Für die Besteuerung von Klimaschädlichem plädierte der Moraltheologe Michael Rosenberger. „Was an Ökosteuer eingenommen wird, soll aber auch für soziale Zwecke ausgegeben werden, um Gerechtigkeit herzustellen“, fordert er. Spar-Pressesprecherin Nicole Berkmann erklärte, dass Nachhaltigkeit auch einen guten Umgang mit Ressourcen bedeute. „Ein Gesetz gegen Lebensmittelverschwendung – wie etwa in Italien – brauchen wir in Österreich nicht“, so ihre Meinung. Warum? „Weil sowohl Spar als auch unsere Mitbewerber seit etlichen Jahren übrige Lebensmittel an Sozialorganisationen abgeben, und zwar flächendeckend im ganzen Land.“
Mit „Inputs für eine spirituell-ökologische Lebenshaltung“ des Sozialpädagogen und Priors des Europaklosters Gut Aich, Pater Johannes Pausch, ging die heuer dreitägige 69. Internationale Pädagogische Werktagung am Freitag (16.7.) Freitagmittag zu Ende. Zuvor sprach der Linzer Moraltheologe und Umweltreferent Michael Rosenberger „von Mühen und Glück des Verzichts“ und „Suffizienz als Schlüssel zur Nachhaltigkeit“. Die bisherige Umweltpolitik der meisten Demokratien erschöpfe sich weitgehend in Verordnungen und Subventionen, so Rosenberger. Alternativ stünde neben der Mengenlösung des Emissionshandels als zweites Instrument die sogenannte Abgabenlösung zur Verfügung, also eine Ökosoziale Steuerreform. „Theologisch-ethisch gesehen geht es dabei erstens um eine Wertentscheidung: Der spirituelle Wert der Schöpfung als Leih-Gabe des Schöpfers an seine Geschöpfe muss im System der Ökonomie in Geldwerte übersetzt werden.
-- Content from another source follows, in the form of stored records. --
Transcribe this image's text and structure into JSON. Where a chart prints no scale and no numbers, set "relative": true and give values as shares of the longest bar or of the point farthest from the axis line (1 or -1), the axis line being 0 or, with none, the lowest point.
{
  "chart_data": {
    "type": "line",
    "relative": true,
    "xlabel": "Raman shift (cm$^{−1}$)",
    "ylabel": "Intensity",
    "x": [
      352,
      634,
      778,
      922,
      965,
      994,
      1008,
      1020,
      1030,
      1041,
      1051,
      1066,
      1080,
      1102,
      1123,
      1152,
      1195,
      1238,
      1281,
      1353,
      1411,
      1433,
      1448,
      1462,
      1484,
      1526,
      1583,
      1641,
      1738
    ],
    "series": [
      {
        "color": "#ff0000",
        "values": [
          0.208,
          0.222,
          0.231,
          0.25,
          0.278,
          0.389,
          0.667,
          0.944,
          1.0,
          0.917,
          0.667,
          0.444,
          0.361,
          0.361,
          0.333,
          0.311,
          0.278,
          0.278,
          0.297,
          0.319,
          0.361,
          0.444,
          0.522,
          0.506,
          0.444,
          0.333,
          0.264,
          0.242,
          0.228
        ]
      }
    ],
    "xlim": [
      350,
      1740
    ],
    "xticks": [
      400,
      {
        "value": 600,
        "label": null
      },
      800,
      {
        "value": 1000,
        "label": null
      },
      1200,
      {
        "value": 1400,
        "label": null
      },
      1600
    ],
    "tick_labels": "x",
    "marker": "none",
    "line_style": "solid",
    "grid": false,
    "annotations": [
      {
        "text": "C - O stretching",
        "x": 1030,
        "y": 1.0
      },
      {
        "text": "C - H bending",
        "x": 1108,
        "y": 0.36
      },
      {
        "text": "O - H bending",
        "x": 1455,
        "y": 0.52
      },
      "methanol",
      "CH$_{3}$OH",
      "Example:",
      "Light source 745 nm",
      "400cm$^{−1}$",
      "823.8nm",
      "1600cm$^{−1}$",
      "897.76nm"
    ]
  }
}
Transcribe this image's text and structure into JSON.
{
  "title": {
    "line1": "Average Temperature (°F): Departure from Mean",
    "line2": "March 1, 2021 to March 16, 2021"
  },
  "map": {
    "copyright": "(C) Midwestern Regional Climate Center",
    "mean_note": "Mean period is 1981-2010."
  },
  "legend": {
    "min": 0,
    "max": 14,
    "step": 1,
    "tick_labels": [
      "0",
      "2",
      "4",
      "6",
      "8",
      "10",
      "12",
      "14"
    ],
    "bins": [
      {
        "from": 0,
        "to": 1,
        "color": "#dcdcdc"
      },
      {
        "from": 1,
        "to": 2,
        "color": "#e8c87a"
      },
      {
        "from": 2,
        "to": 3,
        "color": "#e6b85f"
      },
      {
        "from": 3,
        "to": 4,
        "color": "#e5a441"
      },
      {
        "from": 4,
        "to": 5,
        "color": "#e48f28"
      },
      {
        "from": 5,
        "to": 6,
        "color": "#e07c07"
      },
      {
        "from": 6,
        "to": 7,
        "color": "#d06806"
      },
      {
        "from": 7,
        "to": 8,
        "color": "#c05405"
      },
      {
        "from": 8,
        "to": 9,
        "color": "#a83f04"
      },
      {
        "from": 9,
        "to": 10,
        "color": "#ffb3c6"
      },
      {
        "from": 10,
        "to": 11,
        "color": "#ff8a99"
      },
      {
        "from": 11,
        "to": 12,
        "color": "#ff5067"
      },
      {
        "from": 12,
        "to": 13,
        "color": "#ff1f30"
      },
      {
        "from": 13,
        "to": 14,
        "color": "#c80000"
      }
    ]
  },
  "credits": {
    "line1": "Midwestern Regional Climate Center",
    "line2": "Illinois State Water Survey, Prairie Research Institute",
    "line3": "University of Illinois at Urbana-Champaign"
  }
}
Denn was dort nichts kostet, ist nichts wert. Und zweitens muss der Gewissensappell der Ethik durch die ökonomischen Belohnungs- und Bestrafungssysteme gestützt statt konterkariert werden. Es wäre eine hoffnungslose Überforderung, aus ethischen Gründen von den Menschen ein Handeln zu verlangen, das ökonomisch bestraft wird“, erläutert der Moraltheologe.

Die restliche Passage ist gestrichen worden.